Banks and credit unions tend to approach the consumer journey as a logical progression from point A to point B, and therefore assume that consumers want to remain in the channel they started in. If a consumer starts opening an account online, financial institutions consider the consumer experience a failure if the consumer then finishes opening the account in a branch. Banks and credit unions work feverishly to figure how they can improve the digital account opening process so that consumers stay online.

Sure, you can (and should!) improve account opening; many consumers would be thrilled to finish opening and account digitally. But others would prefer to start the process online and then visit a branch to seal the deal.

So you shouldn’t measure success based on how many consumers start and end their journey digitally. Those consumers who research an auto or home loan online but who abandon their session before completing an application doesn’t necessarily mean that something is wrong with the digital experience. Digital could very well be doing what digital should be doing: allowing consumers to research products and services before buying… either online or in a branch.

“Measuring online conversions just isn’t as important as banks and credit unions like to think it is,” says Conrad. “Instead, they should measure and quantify digital’s contribution to conversions in other channels.”
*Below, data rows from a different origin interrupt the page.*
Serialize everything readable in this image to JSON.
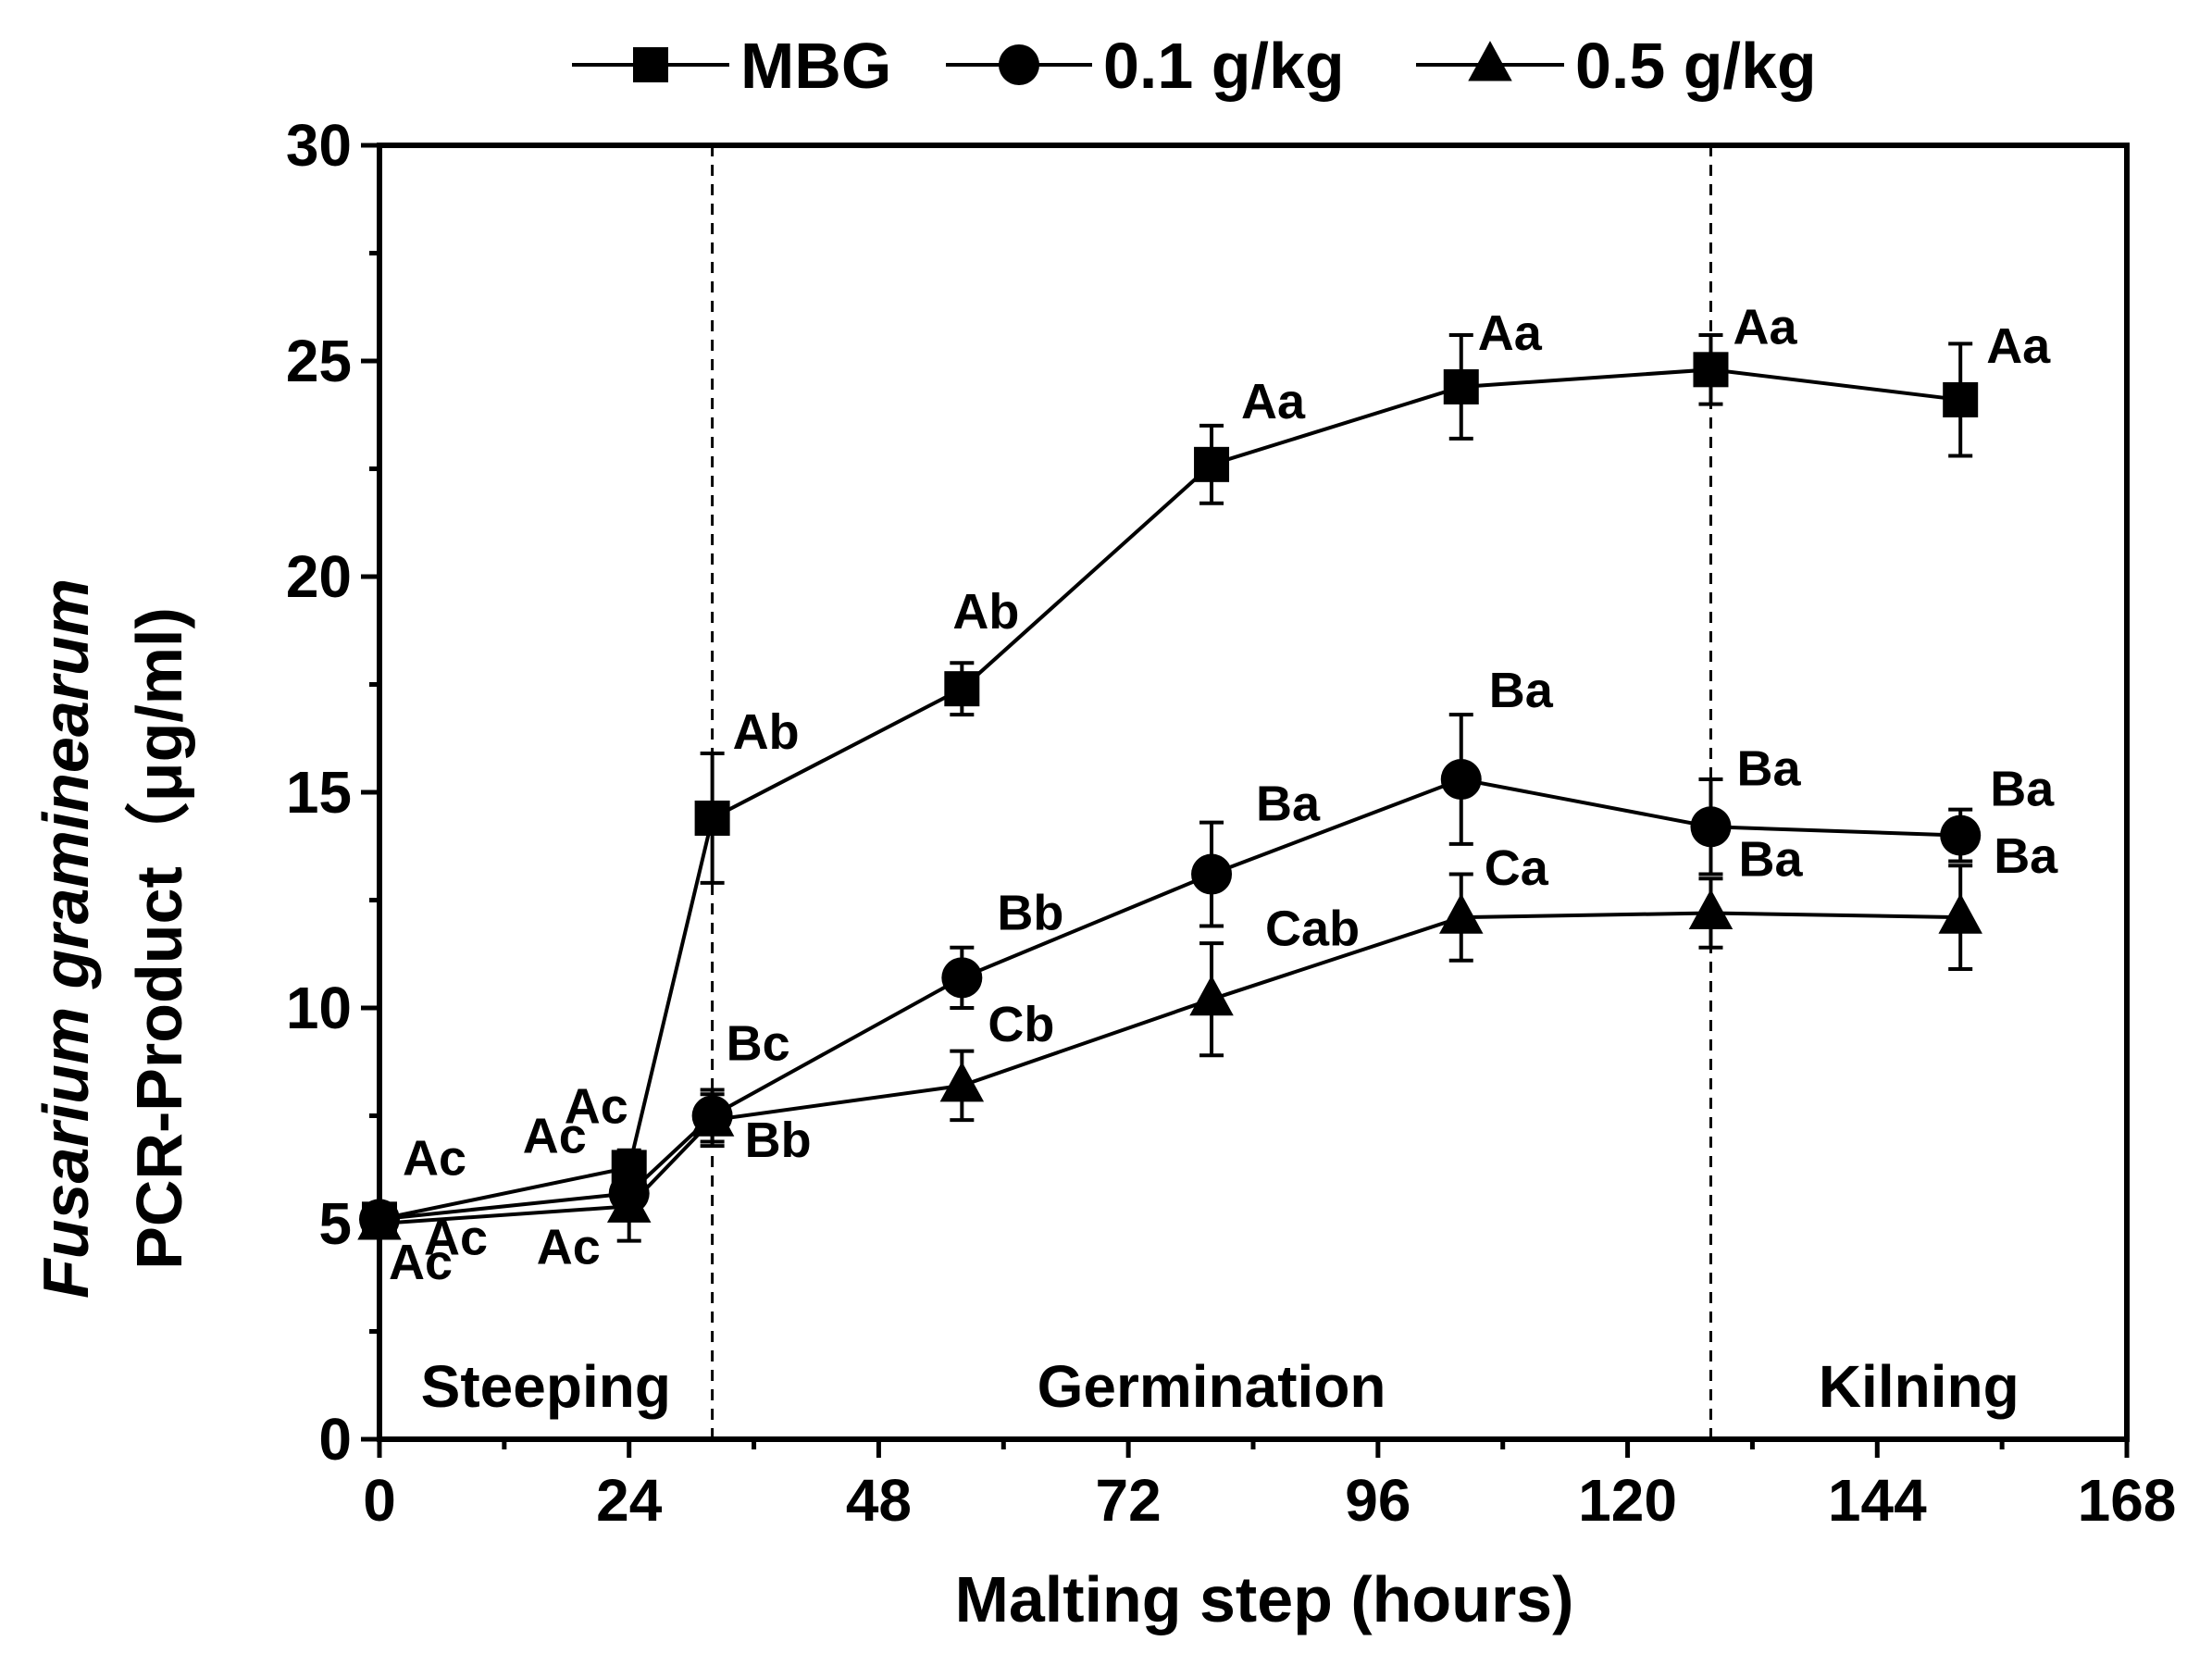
{
  "chart_data": {
    "type": "line",
    "xlabel": "Malting step (hours)",
    "ylabel_line1": "Fusarium graminearum",
    "ylabel_line2": "PCR-Product（μg/ml)",
    "xlim": [
      0,
      168
    ],
    "ylim": [
      0,
      30
    ],
    "xticks": [
      0,
      24,
      48,
      72,
      96,
      120,
      144,
      168
    ],
    "yticks": [
      0,
      5,
      10,
      15,
      20,
      25,
      30
    ],
    "x": [
      0,
      24,
      32,
      56,
      80,
      104,
      128,
      152
    ],
    "series": [
      {
        "name": "MBG",
        "marker": "square",
        "values": [
          5.1,
          6.3,
          14.4,
          17.4,
          22.6,
          24.4,
          24.8,
          24.1
        ],
        "errors": [
          0.15,
          0.4,
          1.5,
          0.6,
          0.9,
          1.2,
          0.8,
          1.3
        ],
        "labels": [
          "Ac",
          "Ac",
          "Ab",
          "Ab",
          "Aa",
          "Aa",
          "Aa",
          "Aa"
        ]
      },
      {
        "name": "0.1 g/kg",
        "marker": "circle",
        "values": [
          5.1,
          5.7,
          7.5,
          10.7,
          13.1,
          15.3,
          14.2,
          14.0
        ],
        "errors": [
          0.15,
          0.4,
          0.6,
          0.7,
          1.2,
          1.5,
          1.1,
          0.6
        ],
        "labels": [
          "Ac",
          "Ac",
          "Bc",
          "Bb",
          "Ba",
          "Ba",
          "Ba",
          "Ba"
        ]
      },
      {
        "name": "0.5 g/kg",
        "marker": "triangle",
        "values": [
          5.0,
          5.4,
          7.4,
          8.2,
          10.2,
          12.1,
          12.2,
          12.1
        ],
        "errors": [
          0.15,
          0.8,
          0.6,
          0.8,
          1.3,
          1.0,
          0.8,
          1.2
        ],
        "labels": [
          "Ac",
          "Ac",
          "Bb",
          "Cb",
          "Cab",
          "Ca",
          "Ba",
          "Ba"
        ]
      }
    ],
    "phase_dividers": [
      32,
      128
    ],
    "phases": [
      "Steeping",
      "Germination",
      "Kilning"
    ],
    "legend_position": "top-center"
  }
}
When a consumer walks into a branch, you need to ask them about their journey, says Conrad. Did they conduct some research online? Did they look at reviews on their mobile device? Did they talk with friends or family? And what prompted them to come into the branch? Would they have preferred to complete the transaction fully digitally, or were they happy to research first and then come to the branch?

These questions will allow you to better gauge the success of your digital channels. And the answers enable you to determine which products and services consumers want to complete fully digitally vs. those that require face-to-face interaction. You can then focus on improving the digital experience for those products and services, and tailor your brick-and-mortar experience accordingly. If consumers want to complete a mortgage face-to-face with a lender, don’t spend time and money trying to fully automate the process when you could focus on a different product, such as online checking accounts. Using the right benchmarks lets you properly allocate resources to each channel.

Conrad believes that as long as banking providers manage and measure the experience wherever consumers interact with them in a standard and scientific way, the journey will take care of itself no matter how complex it may be.

“The consumer journey can be infinitely complex with an unlimited number of variations,” he says. “Just remember, branches still matter… a lot.”